In our study, shunt thrombosis was diagnosed in 14 patients and shunt stenosis was diagnosed in 25 patients. Twenty-two patients required reoperation for shunt exchange. In the shunt failure group, a higher proportion of patients received CS, which is especially useful for bilateral small branch pulmonary arteries. CS allows distribution of blood flow to both lungs and better pulmonary artery growth, but it could also increase the risk of over-shunting. The use of smaller shunts may result in less pulmonary blood flow. Bahaaldin et al. [17] suggested that a shunt size/weight ratio of 1.16 mm/kg is more suitable for neonates. However, in our study, the median age was 12 months and the shunt size/weight ratio was 0.56 mm/kg. We, therefore, did not adhere to the recommended standards of other countries. It is believed that a shunt size of at least 4 mm is required for sufficient flow and respective flushing effect to prevent shunt failure. In our center, based on the pulmonary artery diameter and body weight, we recommend use of a 3–4 mm graft for infants and 5–6 mm graft for children. Given that several patients could not receive the surgery during the optimal time window, 69 patients received 6 mm or 8 mm grafts, of which most were assigned to the no shunt failure group. In our previous study [18], older children with cyanotic congenital heart disease benefited from SPS, but we still recommend that the surgery be performed during the optimal time period.

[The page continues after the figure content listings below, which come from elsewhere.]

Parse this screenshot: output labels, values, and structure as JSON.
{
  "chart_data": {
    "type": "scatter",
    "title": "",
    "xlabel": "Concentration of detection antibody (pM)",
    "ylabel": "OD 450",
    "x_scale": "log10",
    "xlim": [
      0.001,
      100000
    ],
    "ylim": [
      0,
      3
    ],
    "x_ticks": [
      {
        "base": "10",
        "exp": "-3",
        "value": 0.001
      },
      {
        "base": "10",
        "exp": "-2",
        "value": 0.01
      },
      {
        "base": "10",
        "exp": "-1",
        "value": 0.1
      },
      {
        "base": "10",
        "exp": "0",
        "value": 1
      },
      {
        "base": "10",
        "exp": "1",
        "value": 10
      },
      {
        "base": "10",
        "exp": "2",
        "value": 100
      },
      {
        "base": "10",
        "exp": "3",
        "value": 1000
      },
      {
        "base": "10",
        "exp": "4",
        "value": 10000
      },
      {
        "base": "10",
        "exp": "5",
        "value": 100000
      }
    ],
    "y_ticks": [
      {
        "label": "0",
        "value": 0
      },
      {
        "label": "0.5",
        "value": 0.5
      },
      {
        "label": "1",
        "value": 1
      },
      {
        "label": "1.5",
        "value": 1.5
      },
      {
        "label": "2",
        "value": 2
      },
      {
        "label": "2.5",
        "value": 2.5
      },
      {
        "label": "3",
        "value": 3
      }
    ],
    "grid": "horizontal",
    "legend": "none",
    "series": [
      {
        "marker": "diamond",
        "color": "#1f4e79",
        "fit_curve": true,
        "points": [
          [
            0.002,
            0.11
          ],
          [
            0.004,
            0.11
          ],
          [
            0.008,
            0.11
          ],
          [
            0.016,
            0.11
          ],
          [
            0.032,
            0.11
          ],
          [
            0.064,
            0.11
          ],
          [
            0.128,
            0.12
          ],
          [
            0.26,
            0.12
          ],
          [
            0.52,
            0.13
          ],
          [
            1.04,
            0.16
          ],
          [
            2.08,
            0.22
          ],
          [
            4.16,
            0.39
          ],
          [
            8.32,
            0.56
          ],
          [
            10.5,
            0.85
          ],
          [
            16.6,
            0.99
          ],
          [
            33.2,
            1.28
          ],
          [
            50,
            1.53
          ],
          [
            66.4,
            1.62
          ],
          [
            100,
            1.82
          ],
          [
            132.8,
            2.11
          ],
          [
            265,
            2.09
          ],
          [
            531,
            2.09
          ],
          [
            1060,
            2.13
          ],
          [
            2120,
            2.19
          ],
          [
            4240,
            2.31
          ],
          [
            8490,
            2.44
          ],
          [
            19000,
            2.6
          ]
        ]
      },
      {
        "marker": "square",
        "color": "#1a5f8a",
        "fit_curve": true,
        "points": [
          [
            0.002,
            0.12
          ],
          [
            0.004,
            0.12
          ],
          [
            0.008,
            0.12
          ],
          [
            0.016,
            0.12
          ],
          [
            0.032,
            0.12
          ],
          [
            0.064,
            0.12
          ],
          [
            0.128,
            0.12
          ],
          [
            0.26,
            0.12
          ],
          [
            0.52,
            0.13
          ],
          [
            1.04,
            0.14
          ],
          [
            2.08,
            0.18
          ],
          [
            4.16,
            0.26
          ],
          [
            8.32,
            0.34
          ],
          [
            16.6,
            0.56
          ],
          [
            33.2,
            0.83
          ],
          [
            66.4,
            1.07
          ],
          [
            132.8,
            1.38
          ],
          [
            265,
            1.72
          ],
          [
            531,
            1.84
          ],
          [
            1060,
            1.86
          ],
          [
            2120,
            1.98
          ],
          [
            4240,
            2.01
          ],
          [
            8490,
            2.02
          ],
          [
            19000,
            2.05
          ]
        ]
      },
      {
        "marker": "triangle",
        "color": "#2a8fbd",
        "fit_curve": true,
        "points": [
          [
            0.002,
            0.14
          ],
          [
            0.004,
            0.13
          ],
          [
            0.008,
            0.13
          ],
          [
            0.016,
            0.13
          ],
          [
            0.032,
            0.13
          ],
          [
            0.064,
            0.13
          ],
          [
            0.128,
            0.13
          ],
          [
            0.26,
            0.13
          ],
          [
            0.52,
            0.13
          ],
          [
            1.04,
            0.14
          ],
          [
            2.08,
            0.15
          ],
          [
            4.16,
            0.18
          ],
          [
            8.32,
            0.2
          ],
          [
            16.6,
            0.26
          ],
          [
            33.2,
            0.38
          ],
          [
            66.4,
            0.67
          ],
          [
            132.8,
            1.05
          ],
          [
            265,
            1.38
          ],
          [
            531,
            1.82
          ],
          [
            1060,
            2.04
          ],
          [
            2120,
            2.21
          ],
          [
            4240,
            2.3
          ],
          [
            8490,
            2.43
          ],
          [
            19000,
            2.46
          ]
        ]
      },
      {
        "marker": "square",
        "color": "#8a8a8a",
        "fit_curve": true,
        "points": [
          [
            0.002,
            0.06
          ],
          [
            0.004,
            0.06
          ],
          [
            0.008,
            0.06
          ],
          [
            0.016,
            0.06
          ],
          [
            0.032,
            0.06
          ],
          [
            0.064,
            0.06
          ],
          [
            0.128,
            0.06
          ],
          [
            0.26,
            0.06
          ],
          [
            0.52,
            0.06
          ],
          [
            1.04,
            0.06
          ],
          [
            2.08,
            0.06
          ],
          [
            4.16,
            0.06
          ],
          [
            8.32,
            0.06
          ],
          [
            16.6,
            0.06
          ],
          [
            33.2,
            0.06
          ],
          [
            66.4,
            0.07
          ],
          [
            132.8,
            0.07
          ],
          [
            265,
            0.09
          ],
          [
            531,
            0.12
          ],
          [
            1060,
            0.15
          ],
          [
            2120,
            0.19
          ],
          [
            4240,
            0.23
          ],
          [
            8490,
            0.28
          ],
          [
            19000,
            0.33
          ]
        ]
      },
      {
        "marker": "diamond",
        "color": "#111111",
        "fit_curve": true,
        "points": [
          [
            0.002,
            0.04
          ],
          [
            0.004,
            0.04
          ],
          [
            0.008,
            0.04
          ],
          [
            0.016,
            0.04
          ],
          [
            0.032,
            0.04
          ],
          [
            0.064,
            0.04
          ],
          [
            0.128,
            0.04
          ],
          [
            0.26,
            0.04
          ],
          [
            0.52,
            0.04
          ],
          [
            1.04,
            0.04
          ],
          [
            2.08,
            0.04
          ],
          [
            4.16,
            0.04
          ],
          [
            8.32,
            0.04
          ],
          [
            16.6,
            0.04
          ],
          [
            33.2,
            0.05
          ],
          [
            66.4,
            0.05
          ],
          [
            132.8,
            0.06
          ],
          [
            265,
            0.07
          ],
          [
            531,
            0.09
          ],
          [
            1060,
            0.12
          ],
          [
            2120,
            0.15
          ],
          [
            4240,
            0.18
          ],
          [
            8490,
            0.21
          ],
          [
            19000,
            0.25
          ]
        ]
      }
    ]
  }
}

We also found that the McGoon Ratio and Nakata Index at the time of operation were lower in the shunt failure group. Patients with Nakata Index ≤ 120 were not considered for radical surgery. Nakata Index ≤ 105 was identified as an independent risk factor for patients with SPS. Pulmonary vascular development is one of the most important indicators that determine the surgical approach to alleviate complex congenital heart disease. Pulmonary valve stenosis and/or pulmonary artery bifurcation stenosis can often be cured at certain stages, but branch pulmonary artery stenosis needs more careful analysis. Clinically, the Nakata Index is used as an indicator to assess the extent of distal pulmonary development. We observed that, in patients with a small Nakata Index, the shunt size was more likely to not match the pulmonary artery and hence, cause shunt failure. Additionally, patients with poor pulmonary artery development often received CS, making over-shunting hard to avoid and increasing the possibility of pulmonary overperfusion and congestive heart failure [19].

5  Conclusion

In summary, Nakata Index ≤ 105 was identified as risk factor for shunt failure. A maximum VIS ≥ 8.5 over the first 24 h was a good predictor of poor clinical outcomes. After SPS, close monitoring of the balance of systemic and pulmonary circulation, usage of appropriate vasoactive-inotropic agents and early intervention can reduce the occurrence of shunt failure. Like any retrospective study, our study has certain limitations, including the lack of a control group and lack of cardiac catheterization in all patients, precluding extraction of more specific data.

Ethical Approval:This article does not contain any studies with human participants performed by any of the authors.

Funding Statement: The authors received no specific funding for this study.

Conflicts of Interest: The authors declare that they have no conflicts of interest to report regarding the present study.